以上の条件を満たし、さらに乳癌が以下の条件を満たす早期乳癌であることが必要です。
- 腫瘍の大きさが長径2cm以下であること。
- 腫瘍の数が1ヶ所のみであること。
- 乳管内進展(乳管に沿った癌の拡がり)が2cm以下であること。
方法
以上の諸条件を満たした方には、基本的に全身麻酔下にラジオ波による治療を行います。
ラジオ波治療における長所と短所は以下のようなものです。
長所
- 身体に対する浸襲が少ない。
- 創が小さく、乳房の変形を少なくできる可能性が高い。
短所
- 長期の予後(治療成績)が不明である。
- 医療保険適応外であるために費用がかかる。
乳癌に対するラジオ波治療は、最新の治療法でありますが、逆に未だ確立された治療法ではないために長期の治療成績が明確ではありません。乳癌では、特に長期の予後が重要ですが、他の手術的な治療との比較がなされるほどの統計的な成績の集積がなされていないのが実情であることは是非ご理解下さい。従って、美容的な要素等よりも現時点で確立された長期の治療成績を第一に考える場合は、本治療はお勧めしません。
合併症(2007.10.14現在)
ラジオ波治療における特徴的な合併症は以下のものが考えられます。
- 創部の熱傷
- しこりの残存
- 乳房の変形
創部の熱傷については、術前、術中、術後に局所を冷やす事により予防が可能ですが、それでもやけどが生じる場合があります。また、腫瘍を含めた乳腺組織を60度以上に熱する事により組織が硬くなり(蛋白変性)しこりとして残ります。時にはそれが乳房の変形を来たす場合もありますが、殆どは半年くらいの後には徐々に消失します。

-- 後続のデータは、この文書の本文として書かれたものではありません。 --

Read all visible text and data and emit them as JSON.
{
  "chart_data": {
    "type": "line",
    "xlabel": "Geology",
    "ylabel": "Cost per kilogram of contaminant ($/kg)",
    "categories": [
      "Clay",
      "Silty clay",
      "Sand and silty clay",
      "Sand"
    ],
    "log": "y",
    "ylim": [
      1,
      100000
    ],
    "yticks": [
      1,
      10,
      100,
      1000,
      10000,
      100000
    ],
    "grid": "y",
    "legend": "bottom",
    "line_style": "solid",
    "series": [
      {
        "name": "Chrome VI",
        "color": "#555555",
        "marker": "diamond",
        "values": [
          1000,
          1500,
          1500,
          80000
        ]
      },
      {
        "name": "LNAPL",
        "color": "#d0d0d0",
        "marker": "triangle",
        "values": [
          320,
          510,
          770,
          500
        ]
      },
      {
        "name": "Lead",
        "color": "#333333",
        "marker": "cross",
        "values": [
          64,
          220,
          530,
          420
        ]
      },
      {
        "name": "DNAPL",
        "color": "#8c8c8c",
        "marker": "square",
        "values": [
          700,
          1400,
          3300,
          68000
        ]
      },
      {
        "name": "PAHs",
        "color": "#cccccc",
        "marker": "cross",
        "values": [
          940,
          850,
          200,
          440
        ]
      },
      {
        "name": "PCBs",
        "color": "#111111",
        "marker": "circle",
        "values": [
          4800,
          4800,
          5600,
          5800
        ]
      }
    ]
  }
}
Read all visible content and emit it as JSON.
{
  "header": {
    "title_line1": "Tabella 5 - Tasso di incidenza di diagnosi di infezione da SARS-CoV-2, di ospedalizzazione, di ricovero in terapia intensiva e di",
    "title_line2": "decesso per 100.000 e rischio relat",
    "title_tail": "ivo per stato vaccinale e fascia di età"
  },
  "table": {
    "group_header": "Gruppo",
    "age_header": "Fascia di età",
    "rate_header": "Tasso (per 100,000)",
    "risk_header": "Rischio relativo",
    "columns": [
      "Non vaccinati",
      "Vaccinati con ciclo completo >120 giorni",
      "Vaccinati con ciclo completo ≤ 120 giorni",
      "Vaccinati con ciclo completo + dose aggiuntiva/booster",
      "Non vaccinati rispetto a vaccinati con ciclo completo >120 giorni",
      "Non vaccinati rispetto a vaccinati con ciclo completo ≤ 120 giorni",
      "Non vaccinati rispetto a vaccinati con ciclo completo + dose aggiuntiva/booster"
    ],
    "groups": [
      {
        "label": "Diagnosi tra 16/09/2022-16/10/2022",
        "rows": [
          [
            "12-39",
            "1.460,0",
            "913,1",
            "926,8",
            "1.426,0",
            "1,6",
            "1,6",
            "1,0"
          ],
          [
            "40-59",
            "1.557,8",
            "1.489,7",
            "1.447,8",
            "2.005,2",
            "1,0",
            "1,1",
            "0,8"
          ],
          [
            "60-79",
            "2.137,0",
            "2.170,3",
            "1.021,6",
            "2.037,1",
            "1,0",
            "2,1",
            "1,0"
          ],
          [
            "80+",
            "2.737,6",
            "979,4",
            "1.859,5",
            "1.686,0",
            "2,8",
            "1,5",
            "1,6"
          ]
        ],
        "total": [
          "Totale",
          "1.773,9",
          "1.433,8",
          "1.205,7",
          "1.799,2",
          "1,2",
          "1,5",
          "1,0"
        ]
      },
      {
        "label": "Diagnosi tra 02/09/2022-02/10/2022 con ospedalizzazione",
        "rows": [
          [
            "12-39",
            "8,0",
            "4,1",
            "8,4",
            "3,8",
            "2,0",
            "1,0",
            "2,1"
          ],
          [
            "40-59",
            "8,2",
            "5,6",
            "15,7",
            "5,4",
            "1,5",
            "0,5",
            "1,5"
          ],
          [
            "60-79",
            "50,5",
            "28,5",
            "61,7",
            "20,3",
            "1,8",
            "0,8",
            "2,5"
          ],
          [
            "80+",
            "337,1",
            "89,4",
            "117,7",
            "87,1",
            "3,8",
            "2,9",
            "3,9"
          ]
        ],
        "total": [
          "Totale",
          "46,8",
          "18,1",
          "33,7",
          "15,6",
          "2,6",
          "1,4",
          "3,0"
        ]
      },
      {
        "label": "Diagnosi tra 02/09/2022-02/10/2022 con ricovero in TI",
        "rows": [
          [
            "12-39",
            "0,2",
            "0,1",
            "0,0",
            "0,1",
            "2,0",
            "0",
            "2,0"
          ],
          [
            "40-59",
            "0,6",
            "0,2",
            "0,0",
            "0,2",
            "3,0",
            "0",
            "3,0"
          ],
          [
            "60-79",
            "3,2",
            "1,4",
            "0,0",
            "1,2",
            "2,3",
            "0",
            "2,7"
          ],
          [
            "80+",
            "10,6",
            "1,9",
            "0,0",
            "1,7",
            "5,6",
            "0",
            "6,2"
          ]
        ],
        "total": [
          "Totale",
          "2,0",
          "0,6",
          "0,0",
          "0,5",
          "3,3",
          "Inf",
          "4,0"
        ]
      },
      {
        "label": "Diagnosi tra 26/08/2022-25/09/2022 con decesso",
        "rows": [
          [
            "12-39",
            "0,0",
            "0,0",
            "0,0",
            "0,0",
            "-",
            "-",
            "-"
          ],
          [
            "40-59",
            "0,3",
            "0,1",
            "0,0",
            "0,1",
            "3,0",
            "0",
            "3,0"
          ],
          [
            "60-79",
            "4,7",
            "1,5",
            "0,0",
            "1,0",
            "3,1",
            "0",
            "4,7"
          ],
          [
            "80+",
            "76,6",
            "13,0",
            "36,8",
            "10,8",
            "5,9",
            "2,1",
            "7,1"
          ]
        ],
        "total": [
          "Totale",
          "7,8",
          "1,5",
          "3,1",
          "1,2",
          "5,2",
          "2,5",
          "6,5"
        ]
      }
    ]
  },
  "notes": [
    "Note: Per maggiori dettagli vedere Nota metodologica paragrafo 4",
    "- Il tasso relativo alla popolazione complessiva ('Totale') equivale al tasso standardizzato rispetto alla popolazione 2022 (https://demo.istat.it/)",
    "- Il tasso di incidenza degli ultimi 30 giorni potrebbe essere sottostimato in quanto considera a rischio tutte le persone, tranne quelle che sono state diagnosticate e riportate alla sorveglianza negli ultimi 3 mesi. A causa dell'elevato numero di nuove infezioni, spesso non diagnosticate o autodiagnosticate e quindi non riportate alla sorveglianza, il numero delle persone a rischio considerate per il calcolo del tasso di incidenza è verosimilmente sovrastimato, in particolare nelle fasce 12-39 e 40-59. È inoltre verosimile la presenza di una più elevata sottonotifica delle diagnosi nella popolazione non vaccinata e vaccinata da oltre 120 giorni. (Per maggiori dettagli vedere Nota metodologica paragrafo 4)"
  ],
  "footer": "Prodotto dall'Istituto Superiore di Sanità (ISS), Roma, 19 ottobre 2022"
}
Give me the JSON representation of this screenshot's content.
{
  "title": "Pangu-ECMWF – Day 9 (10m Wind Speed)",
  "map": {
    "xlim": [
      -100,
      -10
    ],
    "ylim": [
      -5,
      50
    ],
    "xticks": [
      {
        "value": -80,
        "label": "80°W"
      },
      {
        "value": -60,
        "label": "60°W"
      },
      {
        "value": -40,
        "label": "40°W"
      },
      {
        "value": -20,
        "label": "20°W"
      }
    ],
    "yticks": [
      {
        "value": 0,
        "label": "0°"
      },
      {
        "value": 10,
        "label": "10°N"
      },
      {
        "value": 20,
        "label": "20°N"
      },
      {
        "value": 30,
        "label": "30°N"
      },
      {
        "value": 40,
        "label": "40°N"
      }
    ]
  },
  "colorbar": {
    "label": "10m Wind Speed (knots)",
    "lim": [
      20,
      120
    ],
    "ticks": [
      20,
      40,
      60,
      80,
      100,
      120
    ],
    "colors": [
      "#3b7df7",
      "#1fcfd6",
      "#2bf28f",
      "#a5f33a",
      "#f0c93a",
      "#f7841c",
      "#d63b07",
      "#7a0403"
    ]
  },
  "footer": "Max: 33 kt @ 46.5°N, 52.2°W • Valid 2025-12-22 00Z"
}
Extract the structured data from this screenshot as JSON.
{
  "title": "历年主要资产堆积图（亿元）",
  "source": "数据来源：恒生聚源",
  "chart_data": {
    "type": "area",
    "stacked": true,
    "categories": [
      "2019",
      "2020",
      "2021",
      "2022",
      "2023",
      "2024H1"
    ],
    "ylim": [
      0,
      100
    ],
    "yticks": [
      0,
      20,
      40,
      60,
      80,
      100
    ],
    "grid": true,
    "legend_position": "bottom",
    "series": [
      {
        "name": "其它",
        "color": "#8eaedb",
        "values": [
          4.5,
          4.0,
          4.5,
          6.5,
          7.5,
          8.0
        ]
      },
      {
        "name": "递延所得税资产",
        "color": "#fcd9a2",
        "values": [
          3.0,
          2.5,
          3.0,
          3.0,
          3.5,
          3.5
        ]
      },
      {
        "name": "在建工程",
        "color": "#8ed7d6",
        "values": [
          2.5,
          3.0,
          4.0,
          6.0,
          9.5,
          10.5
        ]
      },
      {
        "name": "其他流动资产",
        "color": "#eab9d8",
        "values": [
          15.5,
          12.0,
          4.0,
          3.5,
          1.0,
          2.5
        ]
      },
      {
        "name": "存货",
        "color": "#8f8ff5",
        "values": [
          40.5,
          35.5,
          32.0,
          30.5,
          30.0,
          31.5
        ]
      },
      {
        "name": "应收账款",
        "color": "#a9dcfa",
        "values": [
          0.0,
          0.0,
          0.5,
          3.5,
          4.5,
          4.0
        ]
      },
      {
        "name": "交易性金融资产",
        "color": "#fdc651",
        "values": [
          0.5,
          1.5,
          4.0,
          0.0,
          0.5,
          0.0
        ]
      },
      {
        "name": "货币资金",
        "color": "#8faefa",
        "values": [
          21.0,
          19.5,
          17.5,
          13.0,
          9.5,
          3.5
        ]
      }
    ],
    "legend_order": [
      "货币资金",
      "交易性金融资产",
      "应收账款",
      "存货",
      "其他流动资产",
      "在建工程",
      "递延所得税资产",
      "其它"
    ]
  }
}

その他の合併症としては、一般的なもので、出血、感染等の可能性もごく僅かではありますが存在します。また、現在の所、本院では全身麻酔で治療を行うことにしていますので、全身麻酔に付随する合併症についてもご理解下さい。
その他
前述のように、この治療法では長期の治療成績が確立していないため、本院ではいくらかでもその成績を上げるために、術後の放射線療法と化学療法、ホルモン療法を行なう事としています。これらの治療法は、温存術、切除術における補助療法として、その有効性が確かめられています。
費用
自由診療のため35万円(消費税込み)
費用の詳細は電磁波治療、血液検査、レントゲン検査、輸液、麻酔、食事、室料などすべてが含まれます。